Charlotte Knobloch, the head of the Central Council of Jews in Germany, said while German national pride has remained stigmatized since Adolf Hitler perverted and abused it, the time had come for Germans to recognize the need to appreciate their democratic accomplishments.
"Only those who are conscious of the value of their homeland, only he who loves his country can be committed to its existence and further growth," Knobloch said in a prepared speech delivered at the Tutzing Evangelical Academy in Munich.
Germany has built a strong democracy and become a reliable international partner and that "should make us proud and thankful," said Knobloch, who survived the Nazi Kristallnacht attack on Jewish homes and businesses as a child in Munich in 1938.

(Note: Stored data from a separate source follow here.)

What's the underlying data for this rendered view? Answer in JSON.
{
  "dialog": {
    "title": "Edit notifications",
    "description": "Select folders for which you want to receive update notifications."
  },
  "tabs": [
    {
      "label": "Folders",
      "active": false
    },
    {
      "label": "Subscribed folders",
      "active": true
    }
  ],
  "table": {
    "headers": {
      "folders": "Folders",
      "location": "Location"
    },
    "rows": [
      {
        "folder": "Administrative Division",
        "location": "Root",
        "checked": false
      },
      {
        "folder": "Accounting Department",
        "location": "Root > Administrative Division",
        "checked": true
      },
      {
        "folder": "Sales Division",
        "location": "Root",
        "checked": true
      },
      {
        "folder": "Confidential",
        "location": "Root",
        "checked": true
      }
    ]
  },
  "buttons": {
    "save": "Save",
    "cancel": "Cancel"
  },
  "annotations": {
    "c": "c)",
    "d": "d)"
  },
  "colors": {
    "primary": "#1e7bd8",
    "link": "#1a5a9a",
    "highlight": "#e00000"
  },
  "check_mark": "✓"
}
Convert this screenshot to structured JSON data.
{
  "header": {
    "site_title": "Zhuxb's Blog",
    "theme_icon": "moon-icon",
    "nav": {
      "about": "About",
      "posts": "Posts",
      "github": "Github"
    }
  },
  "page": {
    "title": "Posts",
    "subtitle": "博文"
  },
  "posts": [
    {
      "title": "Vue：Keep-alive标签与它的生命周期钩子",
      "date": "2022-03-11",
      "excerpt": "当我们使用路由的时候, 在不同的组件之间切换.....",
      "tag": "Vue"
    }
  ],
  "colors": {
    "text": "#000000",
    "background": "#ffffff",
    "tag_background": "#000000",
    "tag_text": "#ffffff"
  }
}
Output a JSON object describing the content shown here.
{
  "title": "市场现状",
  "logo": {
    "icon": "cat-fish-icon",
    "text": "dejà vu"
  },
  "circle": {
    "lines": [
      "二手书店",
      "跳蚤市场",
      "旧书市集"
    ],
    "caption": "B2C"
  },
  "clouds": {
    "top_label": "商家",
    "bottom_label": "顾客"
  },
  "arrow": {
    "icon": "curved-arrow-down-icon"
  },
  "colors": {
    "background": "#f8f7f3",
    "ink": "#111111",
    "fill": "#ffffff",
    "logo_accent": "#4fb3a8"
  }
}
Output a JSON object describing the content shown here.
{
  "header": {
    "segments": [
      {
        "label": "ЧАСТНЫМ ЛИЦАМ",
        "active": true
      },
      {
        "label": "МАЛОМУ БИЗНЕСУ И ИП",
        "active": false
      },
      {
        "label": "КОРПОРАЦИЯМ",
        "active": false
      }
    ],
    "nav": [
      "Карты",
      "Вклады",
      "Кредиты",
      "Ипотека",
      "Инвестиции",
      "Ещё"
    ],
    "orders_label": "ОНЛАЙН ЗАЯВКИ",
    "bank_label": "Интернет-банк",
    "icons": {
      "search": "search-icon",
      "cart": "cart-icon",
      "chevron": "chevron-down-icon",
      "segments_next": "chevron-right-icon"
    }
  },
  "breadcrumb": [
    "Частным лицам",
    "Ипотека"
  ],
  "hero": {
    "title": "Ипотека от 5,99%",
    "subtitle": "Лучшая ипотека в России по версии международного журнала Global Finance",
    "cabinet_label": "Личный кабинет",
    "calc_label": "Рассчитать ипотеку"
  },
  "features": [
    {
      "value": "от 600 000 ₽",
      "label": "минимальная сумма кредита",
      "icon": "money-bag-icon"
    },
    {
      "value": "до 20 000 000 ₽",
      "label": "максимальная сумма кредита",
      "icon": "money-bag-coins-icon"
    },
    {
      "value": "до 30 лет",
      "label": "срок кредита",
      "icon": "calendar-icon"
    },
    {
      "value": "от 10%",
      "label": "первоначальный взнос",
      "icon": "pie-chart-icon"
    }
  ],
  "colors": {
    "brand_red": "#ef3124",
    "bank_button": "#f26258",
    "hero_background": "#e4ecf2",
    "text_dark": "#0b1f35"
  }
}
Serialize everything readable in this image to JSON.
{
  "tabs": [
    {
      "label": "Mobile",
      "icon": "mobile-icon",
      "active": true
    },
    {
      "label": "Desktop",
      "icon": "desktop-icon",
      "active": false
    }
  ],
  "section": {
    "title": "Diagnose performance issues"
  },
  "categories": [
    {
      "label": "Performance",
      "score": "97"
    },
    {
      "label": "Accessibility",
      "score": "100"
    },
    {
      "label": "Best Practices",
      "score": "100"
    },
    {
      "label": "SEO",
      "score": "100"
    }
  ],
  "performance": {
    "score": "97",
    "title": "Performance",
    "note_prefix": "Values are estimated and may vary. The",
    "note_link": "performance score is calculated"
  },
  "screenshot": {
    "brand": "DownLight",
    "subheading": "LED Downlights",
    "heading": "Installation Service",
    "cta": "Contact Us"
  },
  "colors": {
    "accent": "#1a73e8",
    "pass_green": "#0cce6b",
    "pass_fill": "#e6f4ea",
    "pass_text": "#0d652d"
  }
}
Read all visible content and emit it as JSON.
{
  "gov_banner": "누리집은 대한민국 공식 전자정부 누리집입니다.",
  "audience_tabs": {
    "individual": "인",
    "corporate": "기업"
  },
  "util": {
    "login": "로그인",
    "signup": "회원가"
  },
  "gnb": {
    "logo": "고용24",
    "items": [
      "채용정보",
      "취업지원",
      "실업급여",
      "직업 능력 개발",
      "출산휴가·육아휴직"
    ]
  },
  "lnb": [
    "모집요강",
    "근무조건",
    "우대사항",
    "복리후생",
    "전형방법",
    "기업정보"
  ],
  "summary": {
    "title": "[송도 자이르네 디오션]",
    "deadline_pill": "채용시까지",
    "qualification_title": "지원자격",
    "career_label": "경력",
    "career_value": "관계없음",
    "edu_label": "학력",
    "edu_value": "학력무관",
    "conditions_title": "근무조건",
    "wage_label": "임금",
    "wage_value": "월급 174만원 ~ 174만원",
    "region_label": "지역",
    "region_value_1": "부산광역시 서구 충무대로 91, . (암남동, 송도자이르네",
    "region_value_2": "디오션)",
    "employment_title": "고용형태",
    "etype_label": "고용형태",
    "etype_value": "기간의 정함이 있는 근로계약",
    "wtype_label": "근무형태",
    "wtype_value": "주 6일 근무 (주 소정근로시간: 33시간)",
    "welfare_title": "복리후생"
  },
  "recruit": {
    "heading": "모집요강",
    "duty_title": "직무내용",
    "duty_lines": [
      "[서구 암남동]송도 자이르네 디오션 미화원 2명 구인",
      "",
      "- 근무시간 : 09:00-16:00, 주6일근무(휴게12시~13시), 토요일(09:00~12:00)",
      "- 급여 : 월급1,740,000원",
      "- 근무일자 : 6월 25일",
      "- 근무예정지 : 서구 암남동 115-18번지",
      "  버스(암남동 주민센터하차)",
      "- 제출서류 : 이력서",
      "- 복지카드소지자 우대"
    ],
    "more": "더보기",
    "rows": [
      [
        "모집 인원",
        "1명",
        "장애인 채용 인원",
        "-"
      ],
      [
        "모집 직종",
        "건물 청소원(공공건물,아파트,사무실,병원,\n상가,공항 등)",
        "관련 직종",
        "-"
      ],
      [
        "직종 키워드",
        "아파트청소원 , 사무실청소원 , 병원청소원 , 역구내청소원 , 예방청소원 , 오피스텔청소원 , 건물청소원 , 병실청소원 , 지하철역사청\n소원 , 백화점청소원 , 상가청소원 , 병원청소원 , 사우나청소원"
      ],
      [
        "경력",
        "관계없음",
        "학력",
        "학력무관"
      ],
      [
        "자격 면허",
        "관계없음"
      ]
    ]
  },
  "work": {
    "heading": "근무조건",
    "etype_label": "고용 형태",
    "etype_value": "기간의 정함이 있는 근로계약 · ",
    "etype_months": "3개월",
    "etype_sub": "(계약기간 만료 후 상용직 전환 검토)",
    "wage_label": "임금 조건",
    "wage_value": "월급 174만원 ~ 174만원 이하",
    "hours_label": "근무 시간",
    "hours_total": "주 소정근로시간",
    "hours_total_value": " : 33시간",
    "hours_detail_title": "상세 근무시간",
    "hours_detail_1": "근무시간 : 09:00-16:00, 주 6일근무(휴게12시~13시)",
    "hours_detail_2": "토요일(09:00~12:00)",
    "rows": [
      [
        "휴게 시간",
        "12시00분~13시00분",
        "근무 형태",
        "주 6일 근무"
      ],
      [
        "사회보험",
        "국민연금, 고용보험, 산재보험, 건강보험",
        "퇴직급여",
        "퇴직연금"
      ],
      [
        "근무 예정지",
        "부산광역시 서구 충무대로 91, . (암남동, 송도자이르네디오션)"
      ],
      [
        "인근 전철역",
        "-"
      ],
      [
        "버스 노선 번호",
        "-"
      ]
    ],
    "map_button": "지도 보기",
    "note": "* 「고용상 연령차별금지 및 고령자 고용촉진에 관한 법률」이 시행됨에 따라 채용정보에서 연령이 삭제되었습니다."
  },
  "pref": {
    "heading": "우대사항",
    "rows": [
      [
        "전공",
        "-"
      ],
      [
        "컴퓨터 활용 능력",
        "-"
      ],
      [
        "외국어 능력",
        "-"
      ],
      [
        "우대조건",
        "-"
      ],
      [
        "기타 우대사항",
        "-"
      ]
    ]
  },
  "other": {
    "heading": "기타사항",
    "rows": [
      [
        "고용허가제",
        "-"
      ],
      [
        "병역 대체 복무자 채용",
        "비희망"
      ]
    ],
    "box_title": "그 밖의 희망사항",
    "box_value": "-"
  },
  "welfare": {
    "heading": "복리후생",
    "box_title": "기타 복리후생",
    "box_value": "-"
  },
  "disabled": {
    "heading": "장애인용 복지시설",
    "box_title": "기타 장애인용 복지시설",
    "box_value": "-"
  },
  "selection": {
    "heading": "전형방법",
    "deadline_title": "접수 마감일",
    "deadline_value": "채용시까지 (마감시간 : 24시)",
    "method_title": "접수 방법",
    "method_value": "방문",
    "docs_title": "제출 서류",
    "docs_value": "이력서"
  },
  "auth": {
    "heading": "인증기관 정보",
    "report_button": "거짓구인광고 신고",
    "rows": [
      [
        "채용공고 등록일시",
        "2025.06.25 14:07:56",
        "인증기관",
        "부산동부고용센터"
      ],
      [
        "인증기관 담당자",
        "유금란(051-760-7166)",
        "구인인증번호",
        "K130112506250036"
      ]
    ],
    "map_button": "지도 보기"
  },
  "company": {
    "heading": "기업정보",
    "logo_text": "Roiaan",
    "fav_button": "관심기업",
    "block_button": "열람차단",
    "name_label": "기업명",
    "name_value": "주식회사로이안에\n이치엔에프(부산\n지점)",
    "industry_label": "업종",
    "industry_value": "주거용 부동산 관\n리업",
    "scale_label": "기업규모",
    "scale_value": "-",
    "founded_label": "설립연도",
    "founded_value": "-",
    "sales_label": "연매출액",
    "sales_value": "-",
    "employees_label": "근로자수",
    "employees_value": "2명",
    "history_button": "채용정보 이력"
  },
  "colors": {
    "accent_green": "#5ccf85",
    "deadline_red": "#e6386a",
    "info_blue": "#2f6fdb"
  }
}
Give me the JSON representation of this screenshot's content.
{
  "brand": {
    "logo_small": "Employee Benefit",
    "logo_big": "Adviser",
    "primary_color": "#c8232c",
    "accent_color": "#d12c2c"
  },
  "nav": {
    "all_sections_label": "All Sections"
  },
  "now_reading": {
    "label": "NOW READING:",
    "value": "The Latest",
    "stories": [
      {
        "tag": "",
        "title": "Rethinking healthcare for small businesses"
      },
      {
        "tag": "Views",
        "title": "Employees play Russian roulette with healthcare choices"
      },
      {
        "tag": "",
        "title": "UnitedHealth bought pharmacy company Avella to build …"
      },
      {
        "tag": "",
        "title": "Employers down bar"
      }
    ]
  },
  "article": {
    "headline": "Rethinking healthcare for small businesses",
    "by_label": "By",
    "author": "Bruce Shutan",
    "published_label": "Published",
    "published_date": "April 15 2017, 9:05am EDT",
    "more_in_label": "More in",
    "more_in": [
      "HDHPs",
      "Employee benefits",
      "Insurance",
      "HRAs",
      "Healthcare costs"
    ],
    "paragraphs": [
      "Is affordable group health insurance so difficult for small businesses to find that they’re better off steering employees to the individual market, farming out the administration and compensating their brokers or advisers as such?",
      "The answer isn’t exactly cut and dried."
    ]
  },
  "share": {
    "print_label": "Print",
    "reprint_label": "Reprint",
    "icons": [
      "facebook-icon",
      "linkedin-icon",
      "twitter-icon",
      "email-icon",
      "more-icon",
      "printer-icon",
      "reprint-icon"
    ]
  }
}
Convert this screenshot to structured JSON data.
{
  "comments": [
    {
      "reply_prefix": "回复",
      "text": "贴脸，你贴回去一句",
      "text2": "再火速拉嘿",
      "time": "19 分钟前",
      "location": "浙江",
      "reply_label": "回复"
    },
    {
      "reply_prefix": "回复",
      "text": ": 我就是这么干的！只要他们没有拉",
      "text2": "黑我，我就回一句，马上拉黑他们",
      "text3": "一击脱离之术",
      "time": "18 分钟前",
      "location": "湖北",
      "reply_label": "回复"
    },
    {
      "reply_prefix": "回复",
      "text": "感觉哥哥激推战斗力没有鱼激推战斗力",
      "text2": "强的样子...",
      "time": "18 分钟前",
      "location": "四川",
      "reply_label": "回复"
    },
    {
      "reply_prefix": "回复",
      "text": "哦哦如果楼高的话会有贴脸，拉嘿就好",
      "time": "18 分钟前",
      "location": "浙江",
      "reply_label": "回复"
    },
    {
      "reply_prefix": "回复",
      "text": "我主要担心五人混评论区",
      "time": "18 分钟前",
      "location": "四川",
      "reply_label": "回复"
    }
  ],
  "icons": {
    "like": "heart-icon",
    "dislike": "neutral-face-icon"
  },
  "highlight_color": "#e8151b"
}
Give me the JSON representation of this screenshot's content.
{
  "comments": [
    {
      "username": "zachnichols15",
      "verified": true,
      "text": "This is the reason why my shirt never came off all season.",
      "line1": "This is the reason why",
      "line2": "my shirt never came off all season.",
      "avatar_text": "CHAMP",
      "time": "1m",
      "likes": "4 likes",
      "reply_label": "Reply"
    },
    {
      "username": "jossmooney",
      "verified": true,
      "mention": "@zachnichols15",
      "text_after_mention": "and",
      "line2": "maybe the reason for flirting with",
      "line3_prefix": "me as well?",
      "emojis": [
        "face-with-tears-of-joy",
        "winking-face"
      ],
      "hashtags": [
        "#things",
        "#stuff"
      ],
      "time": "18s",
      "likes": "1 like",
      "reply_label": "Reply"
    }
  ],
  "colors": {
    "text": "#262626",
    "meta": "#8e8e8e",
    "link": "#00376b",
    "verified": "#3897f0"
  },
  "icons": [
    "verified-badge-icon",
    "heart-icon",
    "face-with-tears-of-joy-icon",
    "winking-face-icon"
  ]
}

Only by making patriotism a positive sentiment among all Germans can its negative associations with Adolf Hitler be overcome, Knobloch said.
"If we can create the concept of patriotism anew and positively, we can take this space from the Nazis," she said.
In addition, a more healthy relationship to their homeland could help Germans to integrate the many newcomers to the country.
"Immigrants often ask, why the Germans don't love their country," she said, asking how foreigners could be integrated in a country whose own citizens "treat it indifferently or negatively."
Germany has seen both new growth in its Jewish community, which celebrated the opening of a new synagogue in Munich in November, and at the same time, gains by far-right parties in several regions in former communist East Germany. A far-right party has won seats in two regional legislatures, and many officials have called for stronger measures to discourage the phenomenon.
The country showed new signs of patriotism while it hosted the World Cup soccer tournament last summer, with unprecedented mass displays of flag-waving that broke a longtime taboo.